Mixed but slightly more positive notices were also forthcoming. The Daily Telegraph, which despite also declaring the novel to be "slight", went on to praise The Humbling as a "grave—and important—novel... a fine, unsettling piece of writing that deserves its place in Roth’s canon... His new work will not detain you long, but it will linger." 2008 Booker Prize winner Aravind Adiga in his review for The Times declared the novel to be "...the most entertaining depressing book you’ll read this year", comparing it to Roth's own highly praised Sabbath's Theater and The Human Stain, but went on to add caveats. Adiga, despite calling the novel "an original and unsettling book", also considered the novel "a failure", adding, "the language is vibrant, the sex is smutty, there are some lovely surprises in the narrative — yet, like Everyman, it lacks the wider social engagement that made American Pastoral or I Married a Communist so memorable. Like Everyman, it is a voluptuous essay on extinction masquerading as a novel."

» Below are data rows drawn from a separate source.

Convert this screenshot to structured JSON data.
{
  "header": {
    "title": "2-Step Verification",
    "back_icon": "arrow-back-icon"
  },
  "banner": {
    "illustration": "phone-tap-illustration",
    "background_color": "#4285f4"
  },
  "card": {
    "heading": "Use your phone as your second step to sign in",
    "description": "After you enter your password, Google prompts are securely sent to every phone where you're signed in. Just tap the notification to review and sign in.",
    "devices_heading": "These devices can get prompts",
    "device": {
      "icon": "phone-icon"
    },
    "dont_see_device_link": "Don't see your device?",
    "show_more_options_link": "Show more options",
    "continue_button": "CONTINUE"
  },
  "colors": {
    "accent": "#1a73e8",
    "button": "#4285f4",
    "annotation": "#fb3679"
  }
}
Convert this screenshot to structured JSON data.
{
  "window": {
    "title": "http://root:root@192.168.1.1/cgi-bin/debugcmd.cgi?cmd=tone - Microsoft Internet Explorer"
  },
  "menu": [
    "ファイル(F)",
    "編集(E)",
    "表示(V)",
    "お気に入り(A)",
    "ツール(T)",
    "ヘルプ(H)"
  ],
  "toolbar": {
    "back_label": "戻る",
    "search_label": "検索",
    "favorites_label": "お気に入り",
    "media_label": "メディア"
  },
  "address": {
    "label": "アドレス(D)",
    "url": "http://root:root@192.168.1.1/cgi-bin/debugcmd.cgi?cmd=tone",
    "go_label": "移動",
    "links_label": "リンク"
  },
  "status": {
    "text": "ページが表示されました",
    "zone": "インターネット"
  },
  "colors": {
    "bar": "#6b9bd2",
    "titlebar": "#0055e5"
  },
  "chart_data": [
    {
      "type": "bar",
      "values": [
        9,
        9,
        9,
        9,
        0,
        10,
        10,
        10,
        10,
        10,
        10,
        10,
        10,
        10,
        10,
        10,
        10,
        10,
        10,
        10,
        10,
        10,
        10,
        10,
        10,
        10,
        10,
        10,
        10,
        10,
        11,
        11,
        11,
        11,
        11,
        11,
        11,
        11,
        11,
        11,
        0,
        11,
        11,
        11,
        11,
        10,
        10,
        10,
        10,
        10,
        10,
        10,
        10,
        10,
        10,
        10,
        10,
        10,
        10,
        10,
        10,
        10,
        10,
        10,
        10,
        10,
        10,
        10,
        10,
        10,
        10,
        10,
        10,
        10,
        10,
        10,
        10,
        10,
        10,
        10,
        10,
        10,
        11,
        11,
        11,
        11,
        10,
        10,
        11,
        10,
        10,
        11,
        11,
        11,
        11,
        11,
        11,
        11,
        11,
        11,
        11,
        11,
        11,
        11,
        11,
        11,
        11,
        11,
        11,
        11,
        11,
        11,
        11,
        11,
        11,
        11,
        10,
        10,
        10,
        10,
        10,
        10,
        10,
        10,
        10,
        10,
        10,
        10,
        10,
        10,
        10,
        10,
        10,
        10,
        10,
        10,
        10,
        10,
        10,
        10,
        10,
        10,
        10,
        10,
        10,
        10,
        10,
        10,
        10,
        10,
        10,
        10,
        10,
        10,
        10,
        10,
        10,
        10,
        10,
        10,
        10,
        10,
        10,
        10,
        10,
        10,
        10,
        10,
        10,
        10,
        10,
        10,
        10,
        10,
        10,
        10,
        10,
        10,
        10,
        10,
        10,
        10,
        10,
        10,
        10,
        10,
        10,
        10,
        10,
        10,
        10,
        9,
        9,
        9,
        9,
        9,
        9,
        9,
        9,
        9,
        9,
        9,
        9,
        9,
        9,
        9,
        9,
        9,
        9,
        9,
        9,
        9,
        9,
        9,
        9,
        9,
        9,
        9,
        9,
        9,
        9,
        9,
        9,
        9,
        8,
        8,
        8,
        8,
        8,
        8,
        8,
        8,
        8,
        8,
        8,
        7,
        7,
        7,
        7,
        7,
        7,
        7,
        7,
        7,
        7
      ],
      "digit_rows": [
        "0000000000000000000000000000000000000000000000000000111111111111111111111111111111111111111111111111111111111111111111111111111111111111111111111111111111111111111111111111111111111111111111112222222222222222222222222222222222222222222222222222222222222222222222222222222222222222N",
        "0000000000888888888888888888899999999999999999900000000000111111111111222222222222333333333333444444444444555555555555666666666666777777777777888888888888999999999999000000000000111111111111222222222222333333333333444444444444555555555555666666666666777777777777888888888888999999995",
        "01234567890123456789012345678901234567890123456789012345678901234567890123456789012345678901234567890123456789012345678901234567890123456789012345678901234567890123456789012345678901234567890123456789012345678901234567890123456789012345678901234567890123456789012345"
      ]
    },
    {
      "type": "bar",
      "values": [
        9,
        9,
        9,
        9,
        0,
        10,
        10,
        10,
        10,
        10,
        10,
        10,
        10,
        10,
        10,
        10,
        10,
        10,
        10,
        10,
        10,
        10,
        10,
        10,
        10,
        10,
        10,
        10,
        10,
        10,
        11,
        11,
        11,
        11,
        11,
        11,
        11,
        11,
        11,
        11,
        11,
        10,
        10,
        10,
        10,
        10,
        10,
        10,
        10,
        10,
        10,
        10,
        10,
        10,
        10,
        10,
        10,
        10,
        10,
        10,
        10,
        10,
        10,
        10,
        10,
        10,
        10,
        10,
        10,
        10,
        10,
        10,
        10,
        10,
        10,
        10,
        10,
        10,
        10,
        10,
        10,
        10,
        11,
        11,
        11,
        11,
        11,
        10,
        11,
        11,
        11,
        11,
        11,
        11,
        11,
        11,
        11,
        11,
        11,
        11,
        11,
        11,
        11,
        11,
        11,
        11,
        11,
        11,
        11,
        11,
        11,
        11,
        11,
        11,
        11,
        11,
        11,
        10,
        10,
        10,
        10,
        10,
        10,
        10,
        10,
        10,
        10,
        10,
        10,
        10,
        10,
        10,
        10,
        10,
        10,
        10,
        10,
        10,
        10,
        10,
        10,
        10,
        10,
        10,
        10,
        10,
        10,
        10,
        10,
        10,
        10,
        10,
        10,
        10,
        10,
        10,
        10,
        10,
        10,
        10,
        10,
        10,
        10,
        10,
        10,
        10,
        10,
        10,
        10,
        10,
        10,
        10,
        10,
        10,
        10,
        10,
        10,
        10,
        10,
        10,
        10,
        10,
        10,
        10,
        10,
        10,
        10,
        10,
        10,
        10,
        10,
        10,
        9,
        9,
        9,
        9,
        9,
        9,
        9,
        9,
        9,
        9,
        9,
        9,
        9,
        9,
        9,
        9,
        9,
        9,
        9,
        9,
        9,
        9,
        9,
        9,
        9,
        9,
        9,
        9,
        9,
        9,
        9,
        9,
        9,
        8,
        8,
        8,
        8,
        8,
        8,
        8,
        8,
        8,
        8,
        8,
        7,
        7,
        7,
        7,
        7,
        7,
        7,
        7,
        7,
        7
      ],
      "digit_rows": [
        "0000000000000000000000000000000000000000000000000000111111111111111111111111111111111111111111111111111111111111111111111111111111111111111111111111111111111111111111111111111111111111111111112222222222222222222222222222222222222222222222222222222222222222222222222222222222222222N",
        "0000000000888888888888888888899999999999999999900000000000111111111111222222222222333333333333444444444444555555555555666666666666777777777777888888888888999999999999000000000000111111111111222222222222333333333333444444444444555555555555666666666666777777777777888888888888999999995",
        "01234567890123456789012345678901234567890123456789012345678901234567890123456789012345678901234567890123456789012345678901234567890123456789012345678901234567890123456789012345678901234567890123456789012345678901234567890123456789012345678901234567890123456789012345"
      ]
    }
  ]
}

One of the most positive reviews of the novel came from Jesse Kornbluth who declared it "Roth's best work in years; sentence for sentence, paragraph for paragraph, he's still the most readable serious writer we've got." Kornbluth went on to praise numerous aspects of the novel summing up with what amounted to an open tribute to Roth and his writing: "This is a long way from the summer romance of Goodbye, Columbus. But Philip Roth was 26 when he published that. He's 76 now. He's outlived all of his rivals. He's our most prominent novelist. And over 30 books, he's learned how to disturb us — and keep us reading. The Humbling is haunting proof."

==Film adaptation==

In December 2009, actor Al Pacino purchased the rights to the novel for the purposes of creating a film adaptation. The film, directed by Barry Levinson, was released in the USA on January 23, 2015.